30 Mart Muhasebesi

30 Mart Muhasebesi

‘Tape’ ile yatıp ‘tape’ ile kalkıyoruz. Herkes birbirinin hatasını arıyor, toplum geriliyor; ötekileştiriliyor. Yaşananlara daha yukardan bakalım. Taraf olma endişesinden uzaklaşalım; yaşananlar iç karartıcı.

Şahıslar geçicidir, partiler geçicidir; kalıcı olan vatandır, millettir.

Devlet ve millet bir çözülme sürecinden geçiyor.

Bu çatı yıkılırsa hepimizin başına yıkılır; değerlerimize düşman olan coğrafyamızda gözü olanlar var.

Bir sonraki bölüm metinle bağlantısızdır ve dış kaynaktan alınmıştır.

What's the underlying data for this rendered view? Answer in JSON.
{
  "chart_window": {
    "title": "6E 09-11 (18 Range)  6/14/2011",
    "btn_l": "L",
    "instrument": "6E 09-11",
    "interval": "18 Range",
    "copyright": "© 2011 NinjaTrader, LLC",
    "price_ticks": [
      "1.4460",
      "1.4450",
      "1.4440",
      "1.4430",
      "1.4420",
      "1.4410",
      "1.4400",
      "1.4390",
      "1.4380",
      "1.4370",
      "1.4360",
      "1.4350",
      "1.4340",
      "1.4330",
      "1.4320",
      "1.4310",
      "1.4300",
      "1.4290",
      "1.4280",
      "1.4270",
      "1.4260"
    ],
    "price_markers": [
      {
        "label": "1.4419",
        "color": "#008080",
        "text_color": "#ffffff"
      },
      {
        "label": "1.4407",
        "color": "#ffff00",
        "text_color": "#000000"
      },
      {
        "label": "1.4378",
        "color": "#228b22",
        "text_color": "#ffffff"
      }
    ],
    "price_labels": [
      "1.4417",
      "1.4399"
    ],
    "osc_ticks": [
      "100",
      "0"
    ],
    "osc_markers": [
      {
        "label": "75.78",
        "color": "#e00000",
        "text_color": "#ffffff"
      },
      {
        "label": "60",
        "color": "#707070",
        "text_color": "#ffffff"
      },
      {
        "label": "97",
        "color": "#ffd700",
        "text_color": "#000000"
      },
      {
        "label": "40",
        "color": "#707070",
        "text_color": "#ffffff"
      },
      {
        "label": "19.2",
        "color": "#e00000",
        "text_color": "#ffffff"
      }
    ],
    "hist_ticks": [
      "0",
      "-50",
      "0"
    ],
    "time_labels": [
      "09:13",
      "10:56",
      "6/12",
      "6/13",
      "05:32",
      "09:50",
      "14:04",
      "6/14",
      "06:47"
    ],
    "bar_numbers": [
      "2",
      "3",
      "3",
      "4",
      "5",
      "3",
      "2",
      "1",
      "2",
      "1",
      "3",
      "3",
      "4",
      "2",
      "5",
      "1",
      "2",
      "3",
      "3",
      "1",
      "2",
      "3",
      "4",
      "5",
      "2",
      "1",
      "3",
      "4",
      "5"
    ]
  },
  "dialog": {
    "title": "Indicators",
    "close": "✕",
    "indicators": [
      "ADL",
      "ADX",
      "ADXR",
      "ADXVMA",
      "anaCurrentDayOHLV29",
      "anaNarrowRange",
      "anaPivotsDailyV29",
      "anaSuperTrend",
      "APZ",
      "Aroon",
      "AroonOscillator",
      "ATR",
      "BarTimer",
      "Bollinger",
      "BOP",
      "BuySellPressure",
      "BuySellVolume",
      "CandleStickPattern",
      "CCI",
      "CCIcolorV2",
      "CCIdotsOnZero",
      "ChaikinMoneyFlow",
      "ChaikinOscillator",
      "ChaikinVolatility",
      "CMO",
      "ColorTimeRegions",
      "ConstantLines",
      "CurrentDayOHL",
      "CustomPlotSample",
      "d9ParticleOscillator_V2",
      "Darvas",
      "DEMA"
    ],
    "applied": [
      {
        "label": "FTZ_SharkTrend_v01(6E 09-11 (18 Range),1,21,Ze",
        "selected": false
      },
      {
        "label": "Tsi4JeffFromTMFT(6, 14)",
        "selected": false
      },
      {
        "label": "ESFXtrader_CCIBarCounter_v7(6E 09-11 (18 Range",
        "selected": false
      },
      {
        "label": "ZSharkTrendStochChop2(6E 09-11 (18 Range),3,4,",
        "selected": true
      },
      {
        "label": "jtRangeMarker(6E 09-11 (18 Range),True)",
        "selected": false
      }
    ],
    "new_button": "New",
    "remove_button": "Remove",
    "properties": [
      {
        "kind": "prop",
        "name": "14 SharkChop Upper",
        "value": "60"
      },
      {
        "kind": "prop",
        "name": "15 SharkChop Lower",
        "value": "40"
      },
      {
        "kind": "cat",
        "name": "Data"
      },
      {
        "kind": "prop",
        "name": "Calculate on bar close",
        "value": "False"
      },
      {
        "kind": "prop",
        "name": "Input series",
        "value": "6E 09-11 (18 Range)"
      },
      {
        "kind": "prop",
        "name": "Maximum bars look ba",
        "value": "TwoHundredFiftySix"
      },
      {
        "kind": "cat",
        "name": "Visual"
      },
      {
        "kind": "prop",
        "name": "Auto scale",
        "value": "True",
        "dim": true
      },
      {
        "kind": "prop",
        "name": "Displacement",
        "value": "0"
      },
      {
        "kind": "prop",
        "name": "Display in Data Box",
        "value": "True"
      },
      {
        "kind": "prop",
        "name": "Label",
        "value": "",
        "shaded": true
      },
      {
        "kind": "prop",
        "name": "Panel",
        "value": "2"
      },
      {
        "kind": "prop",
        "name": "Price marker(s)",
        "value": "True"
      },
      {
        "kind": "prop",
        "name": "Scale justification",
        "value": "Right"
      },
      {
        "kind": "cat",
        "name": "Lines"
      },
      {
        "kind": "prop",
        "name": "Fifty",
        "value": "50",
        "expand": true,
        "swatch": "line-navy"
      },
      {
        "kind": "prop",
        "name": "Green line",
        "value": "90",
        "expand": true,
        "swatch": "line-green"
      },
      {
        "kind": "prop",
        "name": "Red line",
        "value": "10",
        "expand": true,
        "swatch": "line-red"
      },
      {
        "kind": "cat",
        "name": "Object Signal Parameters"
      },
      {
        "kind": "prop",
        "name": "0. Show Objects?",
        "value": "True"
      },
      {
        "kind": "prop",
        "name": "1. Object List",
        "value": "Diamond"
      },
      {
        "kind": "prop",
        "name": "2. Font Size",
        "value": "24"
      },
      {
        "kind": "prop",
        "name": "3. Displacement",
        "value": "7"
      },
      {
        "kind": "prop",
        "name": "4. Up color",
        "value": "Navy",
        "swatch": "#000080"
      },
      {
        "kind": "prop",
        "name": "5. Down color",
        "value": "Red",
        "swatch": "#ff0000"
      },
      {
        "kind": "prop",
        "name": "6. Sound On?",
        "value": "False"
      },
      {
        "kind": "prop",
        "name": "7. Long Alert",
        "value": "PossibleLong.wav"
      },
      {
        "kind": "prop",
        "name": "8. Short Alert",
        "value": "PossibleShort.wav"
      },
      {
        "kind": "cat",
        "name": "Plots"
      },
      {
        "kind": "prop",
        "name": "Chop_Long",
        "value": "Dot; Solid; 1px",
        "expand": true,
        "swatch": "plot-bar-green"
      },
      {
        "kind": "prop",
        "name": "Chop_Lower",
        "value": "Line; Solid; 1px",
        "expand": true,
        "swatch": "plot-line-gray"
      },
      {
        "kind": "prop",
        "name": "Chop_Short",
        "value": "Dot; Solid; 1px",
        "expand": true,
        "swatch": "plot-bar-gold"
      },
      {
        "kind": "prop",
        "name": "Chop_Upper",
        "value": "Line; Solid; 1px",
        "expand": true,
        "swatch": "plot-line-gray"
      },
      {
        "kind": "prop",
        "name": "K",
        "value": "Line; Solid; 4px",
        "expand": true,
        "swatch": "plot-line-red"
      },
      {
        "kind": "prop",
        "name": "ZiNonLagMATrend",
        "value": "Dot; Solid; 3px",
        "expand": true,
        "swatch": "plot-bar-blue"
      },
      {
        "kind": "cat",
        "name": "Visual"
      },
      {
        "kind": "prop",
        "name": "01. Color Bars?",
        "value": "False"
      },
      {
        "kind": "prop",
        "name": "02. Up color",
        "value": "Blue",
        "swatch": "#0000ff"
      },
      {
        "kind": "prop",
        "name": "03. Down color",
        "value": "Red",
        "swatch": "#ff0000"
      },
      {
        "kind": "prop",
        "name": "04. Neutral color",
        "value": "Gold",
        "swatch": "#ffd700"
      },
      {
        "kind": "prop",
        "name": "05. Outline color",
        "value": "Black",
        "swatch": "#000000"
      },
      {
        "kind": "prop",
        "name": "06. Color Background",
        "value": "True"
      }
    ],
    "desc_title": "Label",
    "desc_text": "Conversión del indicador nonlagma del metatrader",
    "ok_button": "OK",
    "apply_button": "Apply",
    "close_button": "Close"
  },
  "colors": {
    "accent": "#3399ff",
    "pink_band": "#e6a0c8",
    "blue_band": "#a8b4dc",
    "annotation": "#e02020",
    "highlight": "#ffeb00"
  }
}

Seçimlerden önce bu muhasebe yapılmalıdır.

Son günlere damgasını vuran Tayyip Erdoğan - Fethullah Gülen kavgasını irdeleyelim.

Yıl 1998

Haydar hoca, Gülen’e mektup gönderir. Papazlarla oturup kalktığını, İslam’ın esaslarına uygun davranmadığını, yaptıklarının kendisine, sevenlerine ve milletimize zarar vereceğini ifade eder.

Gülen dinlemez, Vatikan’a gider ve papanın elini eteğini öperler. Üstelik “papalık misyonu”nu yaymak için talepte bulunurlar.

Yıl 2002

Trabzon meydanında yapılan mitingdeki konuşmasında Haydar hoca, AKP’ye hitaben “Bunlar karanlıklardan daha karanlık, bunların boyunlarında haç var” der.

Geçtiğimiz yıllar içinde Fethullah Gülen kadrosu ile birlikte Vatikan’ın talimatlarını birebir uygularlar. Milletimiz dini ve milli olarak gücünü kaybeder, ölçüleri sarsılır.

Yıl 2005

İstanbul’da uluslararası Milli Ekonomi Modeli (MEM)kongresi düzenlenir. Dünya kamuoyuna deklare edilir. Rusya başta olmak üzere model kısım kısım uygulanmaya başlar. Rusya2013 de Haydar hoca'yı meclisi Duma’ya davet eder. Ardından MEM in kurallarını kanun haline getirmeye başlar. Neticede dünyanın lider ülkesi konumuna gelir. Artık dünya dengelerinde söz sahibi olmuştur Rusya.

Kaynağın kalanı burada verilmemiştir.